Cette opération par cotation directe, qui permettra à ses actionnaires fondateurs et aux salariés de vendre pour environ un milliard de dollars (820 millions d’euros) de titres, ne donnera pas lieu à l’émission d’actions nouvelles et le prix d’IPO sera déterminé par le marché sans recours à une banque d’affaires. Selon les délais habituellement impartis, Spotify pourrait commencer à être coté sur le New York Stock Exchange dès la semaine du 26 mars.
Le niveau de sa valorisation boursière reste la principale inconnue. Sur la base des tours de table privés réalisés au cours des derniers mois, le groupe pourrait être valorisé entre 16 et 23 milliards de dollars. Les trois grands labels mondiaux Universal Music, filiale de Vivendi, Sony Music Entertainment et Warner Music Group (Access Industries) ont déjà reçu des parts dans le capital de Spotify, en contrepartie de la licence de leurs catalogues. «Si cette cotation est un succès, d’autres sociétés comme Airbnb ou Uber pourraient en faire autant», estime Santosh Rao, directeur de la recherche chez Manhattan Venture Partners.
Dans son prospectus boursier, le groupe revendique quelque 159 millions d’utilisateurs par mois.

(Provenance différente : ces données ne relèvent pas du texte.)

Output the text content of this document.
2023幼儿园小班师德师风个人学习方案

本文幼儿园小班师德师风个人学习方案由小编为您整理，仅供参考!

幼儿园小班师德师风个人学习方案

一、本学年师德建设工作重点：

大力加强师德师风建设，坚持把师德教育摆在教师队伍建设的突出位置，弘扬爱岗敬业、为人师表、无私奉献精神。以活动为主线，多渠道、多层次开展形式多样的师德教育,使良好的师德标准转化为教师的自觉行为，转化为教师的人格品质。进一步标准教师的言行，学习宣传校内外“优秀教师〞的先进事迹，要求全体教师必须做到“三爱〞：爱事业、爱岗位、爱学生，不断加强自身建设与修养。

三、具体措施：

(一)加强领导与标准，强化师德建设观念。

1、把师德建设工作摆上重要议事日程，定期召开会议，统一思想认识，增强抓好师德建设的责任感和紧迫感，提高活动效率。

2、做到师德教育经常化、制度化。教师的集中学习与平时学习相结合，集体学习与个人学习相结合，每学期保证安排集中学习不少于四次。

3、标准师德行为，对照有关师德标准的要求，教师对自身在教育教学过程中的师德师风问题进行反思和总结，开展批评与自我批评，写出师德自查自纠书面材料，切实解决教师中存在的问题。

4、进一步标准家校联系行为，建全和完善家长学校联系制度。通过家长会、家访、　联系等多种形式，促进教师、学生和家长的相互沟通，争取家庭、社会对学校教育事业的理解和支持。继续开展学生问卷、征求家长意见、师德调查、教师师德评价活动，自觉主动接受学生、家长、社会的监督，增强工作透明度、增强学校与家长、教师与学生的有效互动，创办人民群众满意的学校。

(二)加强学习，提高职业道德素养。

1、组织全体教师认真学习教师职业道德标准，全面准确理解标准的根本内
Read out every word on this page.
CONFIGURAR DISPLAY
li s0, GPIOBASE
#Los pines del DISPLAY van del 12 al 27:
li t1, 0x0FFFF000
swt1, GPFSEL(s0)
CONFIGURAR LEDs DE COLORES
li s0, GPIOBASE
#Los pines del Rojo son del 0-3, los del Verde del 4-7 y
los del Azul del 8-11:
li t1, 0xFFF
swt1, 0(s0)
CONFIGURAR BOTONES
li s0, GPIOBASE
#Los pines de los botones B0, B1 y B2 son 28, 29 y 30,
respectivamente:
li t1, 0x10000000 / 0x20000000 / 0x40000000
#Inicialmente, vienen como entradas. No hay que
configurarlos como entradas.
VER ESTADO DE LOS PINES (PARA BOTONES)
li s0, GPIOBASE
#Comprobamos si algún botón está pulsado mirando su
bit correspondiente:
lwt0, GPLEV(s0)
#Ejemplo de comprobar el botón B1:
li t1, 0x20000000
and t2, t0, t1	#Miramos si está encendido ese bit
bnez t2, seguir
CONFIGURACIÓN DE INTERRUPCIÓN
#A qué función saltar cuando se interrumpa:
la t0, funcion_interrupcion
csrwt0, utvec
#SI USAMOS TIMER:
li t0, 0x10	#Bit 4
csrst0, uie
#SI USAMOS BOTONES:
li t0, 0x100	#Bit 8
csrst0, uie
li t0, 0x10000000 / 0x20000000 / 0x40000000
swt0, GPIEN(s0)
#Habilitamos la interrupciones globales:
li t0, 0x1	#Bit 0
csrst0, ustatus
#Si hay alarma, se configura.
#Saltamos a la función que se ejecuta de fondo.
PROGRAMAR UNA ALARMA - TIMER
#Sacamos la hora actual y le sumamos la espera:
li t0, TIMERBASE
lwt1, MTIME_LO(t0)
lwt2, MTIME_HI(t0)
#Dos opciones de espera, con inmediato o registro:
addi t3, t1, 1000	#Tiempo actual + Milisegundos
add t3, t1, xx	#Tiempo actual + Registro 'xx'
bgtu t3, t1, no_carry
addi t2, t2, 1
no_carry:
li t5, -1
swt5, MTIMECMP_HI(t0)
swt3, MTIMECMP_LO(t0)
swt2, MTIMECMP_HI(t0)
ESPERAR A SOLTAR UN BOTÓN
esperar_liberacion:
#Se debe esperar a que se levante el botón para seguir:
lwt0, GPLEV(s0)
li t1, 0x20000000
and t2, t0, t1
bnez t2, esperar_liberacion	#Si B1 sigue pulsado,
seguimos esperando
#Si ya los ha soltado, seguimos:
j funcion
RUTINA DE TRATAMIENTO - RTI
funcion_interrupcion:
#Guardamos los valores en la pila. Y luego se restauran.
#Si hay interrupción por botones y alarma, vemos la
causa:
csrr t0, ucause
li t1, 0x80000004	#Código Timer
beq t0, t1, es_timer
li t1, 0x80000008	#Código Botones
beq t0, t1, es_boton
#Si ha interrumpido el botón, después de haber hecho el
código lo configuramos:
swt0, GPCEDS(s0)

Le nombre d’abonnés à son service premium a progressé de 46% l’an dernier pour atteindre 71 millions de personnes. A titre de comparaison, Apple Music, son plus proche concurrent né en 2015, compte 36 millions d’abonnés payants. Spotify dit ainsi contrôler 42% du marché mondial de la musique en streaming. «Avec notre service, qui inclut de la publicité, nous pensons qu’il y a une grande opportunité d’accroître le nombre de nos abonnés et de gagner des parts de marché sur les radios», a déclaré Spotify.
Son chiffre d’affaires a certes augmenté de 38,6% à 4,1 milliards d’euros sur l’ensemble de l’exercice 2017, mais sa perte nette s’est creusée à 1,24 milliard, contre un résultat négatif de 539 millions d’euros un an plus tôt, en raison principalement du montant des redevances payées aux détenteurs des droits musicaux. Son revenu moyen par abonné tend en outre à se tasser à cause des remises accordées pour attirer de nouveaux clients payants.